Doclisboa 2022: “Les Harkis”
Com um começo de verdadeiro filme de terror (embora sem as possibilidades da graça “over the top” do género), o francês Phillippe Faucon inicia uma travessia no deserto pelo grande dilema dos “harkis” – uma história que, por si, diz muito não apenas da selvajaria da guerra como da selvajaria como dos maquiavelismos de quem mexe os cordelinhos.
A famigerada Guerra da Argélia (1954-1962), ainda hoje marcante como um dos mais brutais episódios de todo o processo de descolonização, reservou um capítulo à parte para os “harkis”, os quais Faucon apresenta com um caráter quase didático (a ficção em si, a encenação e a construção dos personagens é o grande ponto fraco do filme): essencialmente homens que, pela miséria absoluta ou por vingança, alinharam com os franceses contra o seu próprio exército de libertação.

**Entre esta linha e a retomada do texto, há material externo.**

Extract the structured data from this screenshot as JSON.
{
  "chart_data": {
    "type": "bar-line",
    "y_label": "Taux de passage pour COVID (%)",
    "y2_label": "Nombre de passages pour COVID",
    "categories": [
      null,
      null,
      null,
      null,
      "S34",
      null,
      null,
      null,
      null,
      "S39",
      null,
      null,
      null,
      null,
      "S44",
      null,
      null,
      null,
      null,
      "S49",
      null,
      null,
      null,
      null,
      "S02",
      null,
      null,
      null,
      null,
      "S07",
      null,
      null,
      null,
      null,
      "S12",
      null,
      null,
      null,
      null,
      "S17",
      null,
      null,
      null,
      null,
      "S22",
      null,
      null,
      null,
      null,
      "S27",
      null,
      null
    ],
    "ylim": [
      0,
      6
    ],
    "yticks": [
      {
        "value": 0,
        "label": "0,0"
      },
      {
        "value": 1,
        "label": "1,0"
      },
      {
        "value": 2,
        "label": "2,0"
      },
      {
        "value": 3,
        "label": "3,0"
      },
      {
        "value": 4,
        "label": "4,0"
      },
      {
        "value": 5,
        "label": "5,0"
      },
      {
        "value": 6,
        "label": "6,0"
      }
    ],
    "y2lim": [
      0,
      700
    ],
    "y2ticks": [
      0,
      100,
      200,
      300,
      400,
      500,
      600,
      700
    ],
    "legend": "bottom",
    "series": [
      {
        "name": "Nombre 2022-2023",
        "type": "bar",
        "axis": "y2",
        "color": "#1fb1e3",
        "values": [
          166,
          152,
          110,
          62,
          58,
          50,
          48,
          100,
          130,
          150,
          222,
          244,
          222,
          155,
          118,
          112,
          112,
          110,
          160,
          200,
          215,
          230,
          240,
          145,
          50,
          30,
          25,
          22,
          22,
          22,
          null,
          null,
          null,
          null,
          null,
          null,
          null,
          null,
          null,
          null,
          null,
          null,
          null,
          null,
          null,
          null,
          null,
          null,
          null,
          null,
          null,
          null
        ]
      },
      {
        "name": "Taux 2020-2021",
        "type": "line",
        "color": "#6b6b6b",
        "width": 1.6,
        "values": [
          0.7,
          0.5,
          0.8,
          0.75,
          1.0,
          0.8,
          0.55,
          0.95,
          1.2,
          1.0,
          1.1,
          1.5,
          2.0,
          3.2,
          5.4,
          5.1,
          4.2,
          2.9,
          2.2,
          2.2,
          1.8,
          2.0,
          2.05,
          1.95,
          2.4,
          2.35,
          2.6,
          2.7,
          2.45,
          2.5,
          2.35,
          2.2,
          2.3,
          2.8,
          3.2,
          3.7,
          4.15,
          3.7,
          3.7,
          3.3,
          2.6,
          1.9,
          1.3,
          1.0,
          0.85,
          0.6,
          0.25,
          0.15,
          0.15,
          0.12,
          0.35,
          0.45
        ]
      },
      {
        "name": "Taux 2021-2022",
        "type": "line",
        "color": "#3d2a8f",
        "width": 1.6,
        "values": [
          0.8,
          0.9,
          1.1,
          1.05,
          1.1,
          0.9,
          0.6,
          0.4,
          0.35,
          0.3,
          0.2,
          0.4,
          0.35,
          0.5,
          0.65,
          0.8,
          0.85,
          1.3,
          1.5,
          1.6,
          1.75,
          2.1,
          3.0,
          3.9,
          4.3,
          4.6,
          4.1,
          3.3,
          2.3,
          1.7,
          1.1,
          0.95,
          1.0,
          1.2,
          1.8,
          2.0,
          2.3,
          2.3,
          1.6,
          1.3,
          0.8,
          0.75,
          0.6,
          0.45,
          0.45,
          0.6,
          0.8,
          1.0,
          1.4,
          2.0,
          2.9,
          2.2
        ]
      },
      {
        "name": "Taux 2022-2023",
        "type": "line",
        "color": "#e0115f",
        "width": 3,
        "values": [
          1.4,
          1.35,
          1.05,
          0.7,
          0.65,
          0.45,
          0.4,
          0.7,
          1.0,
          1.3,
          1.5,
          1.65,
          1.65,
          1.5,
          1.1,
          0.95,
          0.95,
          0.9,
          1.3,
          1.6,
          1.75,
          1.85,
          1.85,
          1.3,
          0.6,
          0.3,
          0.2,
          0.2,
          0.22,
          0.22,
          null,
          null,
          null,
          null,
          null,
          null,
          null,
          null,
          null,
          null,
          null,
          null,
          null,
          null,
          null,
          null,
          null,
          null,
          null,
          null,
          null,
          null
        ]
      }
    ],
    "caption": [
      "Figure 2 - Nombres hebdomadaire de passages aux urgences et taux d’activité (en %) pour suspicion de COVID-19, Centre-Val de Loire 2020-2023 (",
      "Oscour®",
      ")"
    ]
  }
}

Obviamente que o acordo para acabar a guerra assinado por De Gaulle lhes estabelece a sentença: impedidos de fugir para a França, previsivelmente muito pouco interessada em acolher argelinos, tampouco tinham hipótese de voltar para as suas aldeias – onde estavam certamente marcados para morrer como traidores.
Segundo os historiadores, milhares de “harkis” morreram – até que os franceses, muito lentamente e devido ao elevado número de matanças, os aceitou acolher a partir de 1969, onde eram colocados em guetos que só em 1976 foram abolidos.